In plain language, SLAPP means vexatious, nuisance, (usually defamation), cases designed to prevent criticism. In Ireland, the chilling effects of defamation cases are not unknown. Elsewhere, laws against vexatious cases are burgeoning.

At the time that May tweeted, the hearing consisted of a relentless flood of noxiousness. Certain facts are incontrovertible. In Depp’s favour, there is a recording on which Heard admits to hitting him; the tip of his finger was severed by a vodka bottle she threw at him and there is not a single piece of medical evidence to corroborate abuse against her. In Heard’s favour, there are vile texts about her to his friends; a text from his assistant saying he wanted to kill her; a recording of him belittling her for trying to be “authoritative”, and he admits to headbutting her by accident. Mystifyingly, also against Heard is the fact the she promised to donate the entire proceedings of her divorce to a charity and didn’t.

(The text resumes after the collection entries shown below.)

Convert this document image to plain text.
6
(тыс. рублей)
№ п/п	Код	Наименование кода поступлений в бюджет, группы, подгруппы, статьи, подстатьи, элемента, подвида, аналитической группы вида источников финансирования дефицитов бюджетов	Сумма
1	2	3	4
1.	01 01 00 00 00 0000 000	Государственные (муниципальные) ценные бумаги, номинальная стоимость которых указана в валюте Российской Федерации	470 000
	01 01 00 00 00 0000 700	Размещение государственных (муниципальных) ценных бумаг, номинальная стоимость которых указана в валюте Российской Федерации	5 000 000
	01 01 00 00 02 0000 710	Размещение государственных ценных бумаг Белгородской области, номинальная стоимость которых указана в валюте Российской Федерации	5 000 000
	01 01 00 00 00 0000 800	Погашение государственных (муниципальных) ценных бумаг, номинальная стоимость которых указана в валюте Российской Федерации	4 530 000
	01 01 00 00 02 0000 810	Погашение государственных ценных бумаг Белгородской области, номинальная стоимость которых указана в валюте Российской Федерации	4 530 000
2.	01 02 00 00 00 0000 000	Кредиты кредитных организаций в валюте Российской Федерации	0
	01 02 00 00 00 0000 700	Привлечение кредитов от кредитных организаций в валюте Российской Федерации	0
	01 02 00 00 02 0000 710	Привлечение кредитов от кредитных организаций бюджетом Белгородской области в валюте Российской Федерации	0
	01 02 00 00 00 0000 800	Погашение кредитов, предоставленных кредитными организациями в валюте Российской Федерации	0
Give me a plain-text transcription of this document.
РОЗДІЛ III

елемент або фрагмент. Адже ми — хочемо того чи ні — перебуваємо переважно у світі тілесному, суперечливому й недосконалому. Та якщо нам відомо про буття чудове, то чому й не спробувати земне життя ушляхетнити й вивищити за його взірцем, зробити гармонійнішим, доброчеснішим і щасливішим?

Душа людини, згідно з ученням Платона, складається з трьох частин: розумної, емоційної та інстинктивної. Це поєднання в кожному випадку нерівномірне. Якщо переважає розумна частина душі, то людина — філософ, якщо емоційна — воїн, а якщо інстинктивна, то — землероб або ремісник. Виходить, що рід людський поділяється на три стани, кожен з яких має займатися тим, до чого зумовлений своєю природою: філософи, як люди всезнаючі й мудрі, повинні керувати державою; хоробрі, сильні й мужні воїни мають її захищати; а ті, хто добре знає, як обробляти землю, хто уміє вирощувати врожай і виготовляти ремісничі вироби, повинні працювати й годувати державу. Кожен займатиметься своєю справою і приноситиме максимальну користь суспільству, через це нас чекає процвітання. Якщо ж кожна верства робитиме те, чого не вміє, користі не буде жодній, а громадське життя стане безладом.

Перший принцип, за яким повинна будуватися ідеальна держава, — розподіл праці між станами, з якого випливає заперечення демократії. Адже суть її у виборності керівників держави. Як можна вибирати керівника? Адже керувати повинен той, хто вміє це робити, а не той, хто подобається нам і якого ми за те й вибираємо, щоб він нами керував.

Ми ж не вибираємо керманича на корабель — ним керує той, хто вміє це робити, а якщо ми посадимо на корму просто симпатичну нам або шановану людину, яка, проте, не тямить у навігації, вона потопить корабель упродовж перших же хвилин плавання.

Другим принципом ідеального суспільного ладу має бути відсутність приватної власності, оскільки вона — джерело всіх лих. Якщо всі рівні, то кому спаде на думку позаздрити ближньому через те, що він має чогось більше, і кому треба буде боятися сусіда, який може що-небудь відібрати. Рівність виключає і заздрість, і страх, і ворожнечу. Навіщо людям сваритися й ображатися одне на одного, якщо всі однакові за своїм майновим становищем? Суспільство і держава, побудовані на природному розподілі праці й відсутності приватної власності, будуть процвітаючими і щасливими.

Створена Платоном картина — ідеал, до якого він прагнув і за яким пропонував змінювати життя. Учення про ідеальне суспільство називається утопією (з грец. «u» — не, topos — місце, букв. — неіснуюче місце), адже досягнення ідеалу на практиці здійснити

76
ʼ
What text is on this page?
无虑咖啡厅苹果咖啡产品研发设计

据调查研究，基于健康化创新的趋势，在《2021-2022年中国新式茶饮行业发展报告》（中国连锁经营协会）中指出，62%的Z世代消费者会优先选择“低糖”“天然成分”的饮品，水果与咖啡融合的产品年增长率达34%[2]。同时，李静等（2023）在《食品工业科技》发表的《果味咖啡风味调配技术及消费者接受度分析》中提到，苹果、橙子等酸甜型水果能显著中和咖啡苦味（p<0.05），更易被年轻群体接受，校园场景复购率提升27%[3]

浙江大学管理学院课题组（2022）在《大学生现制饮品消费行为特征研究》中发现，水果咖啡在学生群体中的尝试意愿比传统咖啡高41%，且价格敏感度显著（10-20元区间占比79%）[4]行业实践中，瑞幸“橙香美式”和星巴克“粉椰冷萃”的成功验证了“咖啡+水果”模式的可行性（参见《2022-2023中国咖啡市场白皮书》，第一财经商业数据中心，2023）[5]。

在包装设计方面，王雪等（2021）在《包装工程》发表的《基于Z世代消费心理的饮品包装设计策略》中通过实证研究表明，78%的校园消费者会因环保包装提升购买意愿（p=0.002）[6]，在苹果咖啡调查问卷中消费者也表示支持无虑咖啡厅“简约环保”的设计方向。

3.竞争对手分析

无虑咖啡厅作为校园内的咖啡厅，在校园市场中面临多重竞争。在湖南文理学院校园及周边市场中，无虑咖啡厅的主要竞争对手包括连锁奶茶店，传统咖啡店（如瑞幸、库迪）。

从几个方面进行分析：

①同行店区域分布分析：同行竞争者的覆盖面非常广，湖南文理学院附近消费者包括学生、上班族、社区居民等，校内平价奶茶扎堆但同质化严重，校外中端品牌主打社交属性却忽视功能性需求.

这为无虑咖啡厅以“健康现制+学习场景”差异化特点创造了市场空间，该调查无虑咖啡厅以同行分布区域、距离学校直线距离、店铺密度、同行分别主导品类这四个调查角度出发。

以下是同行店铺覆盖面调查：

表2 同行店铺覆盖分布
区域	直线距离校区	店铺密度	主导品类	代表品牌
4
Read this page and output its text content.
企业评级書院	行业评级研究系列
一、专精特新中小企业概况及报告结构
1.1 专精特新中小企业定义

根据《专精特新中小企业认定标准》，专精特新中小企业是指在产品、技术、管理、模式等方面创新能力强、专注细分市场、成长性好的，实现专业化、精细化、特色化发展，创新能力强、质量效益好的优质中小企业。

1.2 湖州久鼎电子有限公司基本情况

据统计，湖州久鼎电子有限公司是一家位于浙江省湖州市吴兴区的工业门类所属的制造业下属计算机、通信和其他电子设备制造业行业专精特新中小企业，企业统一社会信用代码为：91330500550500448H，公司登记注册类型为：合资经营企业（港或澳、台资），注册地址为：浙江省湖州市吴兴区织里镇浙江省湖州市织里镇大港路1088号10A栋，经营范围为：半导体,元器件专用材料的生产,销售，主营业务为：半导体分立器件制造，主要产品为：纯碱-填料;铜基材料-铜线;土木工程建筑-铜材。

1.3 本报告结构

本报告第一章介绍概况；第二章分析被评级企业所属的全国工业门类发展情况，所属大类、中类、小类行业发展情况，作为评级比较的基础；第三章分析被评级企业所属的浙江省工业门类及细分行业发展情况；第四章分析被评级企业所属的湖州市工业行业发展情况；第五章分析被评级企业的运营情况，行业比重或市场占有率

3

On it went relentlessly, reminiscent of nothing so much as the toxic tango in Shane MacGowan’s Fairytale of New York: “You’re a bum, you’re a punk, you’re an old s**t on junk.” Except some of the detail – faeces left on his side of the bed – was worse. The great achievement of #MeToo was that it established that there is no such thing as a perfect victim. The problem with Heard is that “no perfect victim” might be an understatement. She is a very imperfect victim. Her own counsel in closing argument acknowledged that she abused Depp, saying the case was “not a question of who abused the most”.

In all domestic abuse cases, the compelling undercurrent is that a man’s strength is disproportionate to a woman’s. Heard’s team say that Depp has not proved that he never once raised his hand to her. But they have not proved he did. There is natural collective tendency to rush to Heard’s defence, given the offensive language he indulged in. But offensive language is not physical violence and indeed is a right under freedom of speech. Lying is not. Throughout proceedings there was the strong sense that this pair are not finished with each other yet. Endless trials preventing them from moving on ensure there will be no winner. And that includes freedom of speech as May found.